Secondo i coordinatori del centro nazionale trapianti, questi risultati sono stati favoriti in particolare da due elementi nuovi rispetto al passato. La prima novità riguarda l’aumento delle segnalazioni di potenziali donatori fatte dai reparti di terapia intensiva. L’aumento è stato stimolato dai sistemi sanitari regionali che hanno applicato con insistenza il piano nazionale delle donazioni studiato cinque anni fa con l’obiettivo di organizzare meglio i trapianti. Tra le altre cose, sono raddoppiati i corsi per formare operatori sanitari che si occupano di trapianti: soltanto nel 2023 ne sono stati formati 14mila. La seconda novità che spiega la crescita dei trapianti avvenuta nel 2023 riguarda la cosiddetta donazione a cuore fermo, cioè quella che viene fatta dopo che è stata accertata la morte per assenza di attività cardiaca: questo tipo di donazione è stato introdotto stabilmente solo da pochi anni. È conosciuta a livello internazionale come donation after cardiac death, o DCD, e ha regole diverse a seconda dei paesi, soprattutto sul tempo che deve trascorrere dall’arresto cardiaco per poter procedere al trapianto.

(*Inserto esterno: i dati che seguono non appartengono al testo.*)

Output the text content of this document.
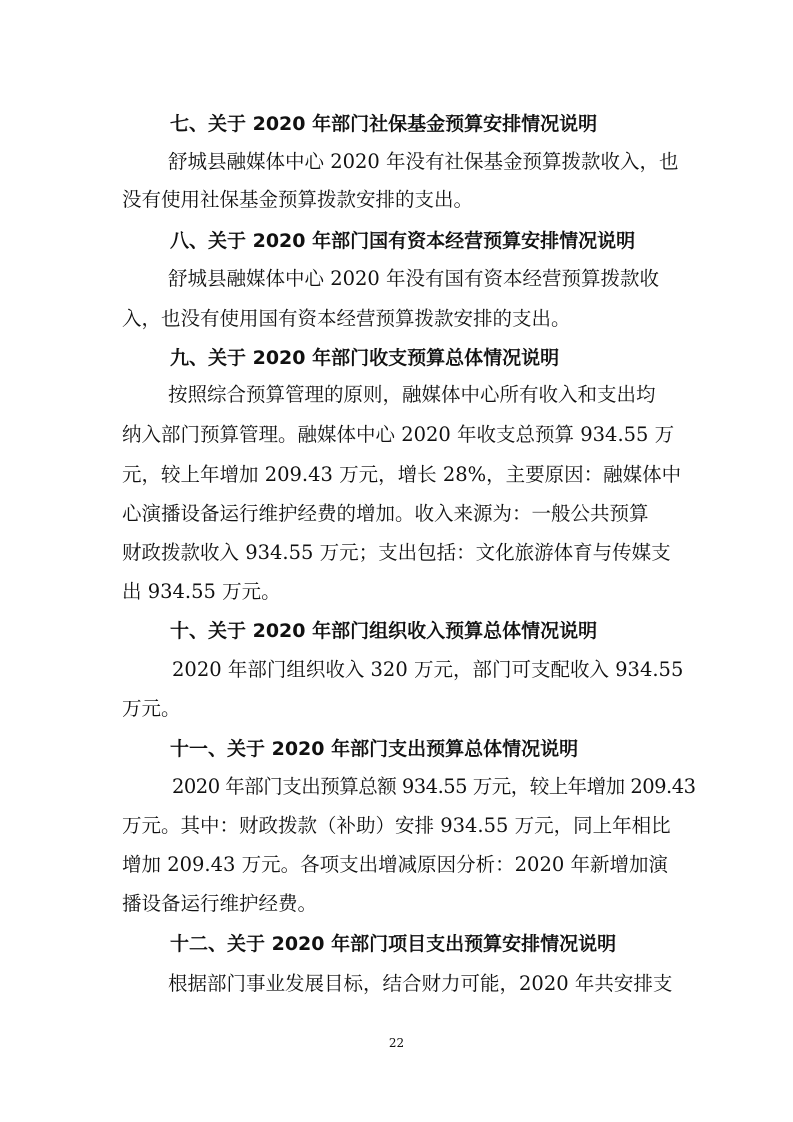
七、关于 2020 年部门社保基金预算安排情况说明
舒城县融媒体中心 2020 年没有社保基金预算拨款收入，也
没有使用社保基金预算拨款安排的支出。
八、关于 2020 年部门国有资本经营预算安排情况说明
舒城县融媒体中心 2020 年没有国有资本经营预算拨款收
入，也没有使用国有资本经营预算拨款安排的支出。
九、关于 2020 年部门收支预算总体情况说明
按照综合预算管理的原则，融媒体中心所有收入和支出均
纳入部门预算管理。融媒体中心 2020 年收支总预算 934.55 万
元，较上年增加 209.43 万元，增长 28%，主要原因：融媒体中
心演播设备运行维护经费的增加。收入来源为：一般公共预算
财政拨款收入 934.55 万元；支出包括：文化旅游体育与传媒支
出 934.55 万元。
十、关于 2020 年部门组织收入预算总体情况说明
2020 年部门组织收入 320 万元，部门可支配收入 934.55
万元。
十一、关于 2020 年部门支出预算总体情况说明
2020 年部门支出预算总额 934.55 万元，较上年增加 209.43
万元。其中：财政拨款（补助）安排 934.55 万元，同上年相比
增加 209.43 万元。各项支出增减原因分析：2020 年新增加演
播设备运行维护经费。
十二、关于 2020 年部门项目支出预算安排情况说明
根据部门事业发展目标，结合财力可能，2020 年共安排支
22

Gli unici indicatori rimasti invariati rispetto al 2022 sono quelli relativi ai tassi di opposizione al prelievo. L’opposizione alla donazione può avvenire in due modi. Il primo caso riguarda le persone che muoiono in ospedale, soprattutto nei reparti di terapia intensiva: ci sono medici che hanno il compito di parlare con i famigliari e informarli della possibilità di consentire la donazione degli organi.

Si può dichiarare la propria volontà di donare o di opporsi alla donazione degli organi anche in vita, nel momento del rinnovo della carta d’identità. È una possibilità garantita dal 2015. Nel 2023 la percentuale di chi ha rifiutato la donazione in rianimazione è leggermente salita: circa un terzo risulta essersi opposto, principalmente perché si era dichiarato contrario in vita nel momento del rinnovo dei documenti.

Soltanto lo scorso anno negli uffici anagrafe dei comuni sono stati raccolti 2,4 milioni di consensi alla donazione, ma anche 1,1 milioni di rifiuti che si rivelano decisivi quando le persone vengono ricoverate in rianimazione in condizioni irreversibili. È una scelta spesso sottovalutata, presa senza molte informazioni. Da anni il centro nazionale trapianti promuove campagne di sensibilizzazione per convincere le persone a donare. Nonostante i buoni risultati, in Italia sono ancora circa ottomila le persone inserite nelle liste d’attesa per un trapianto.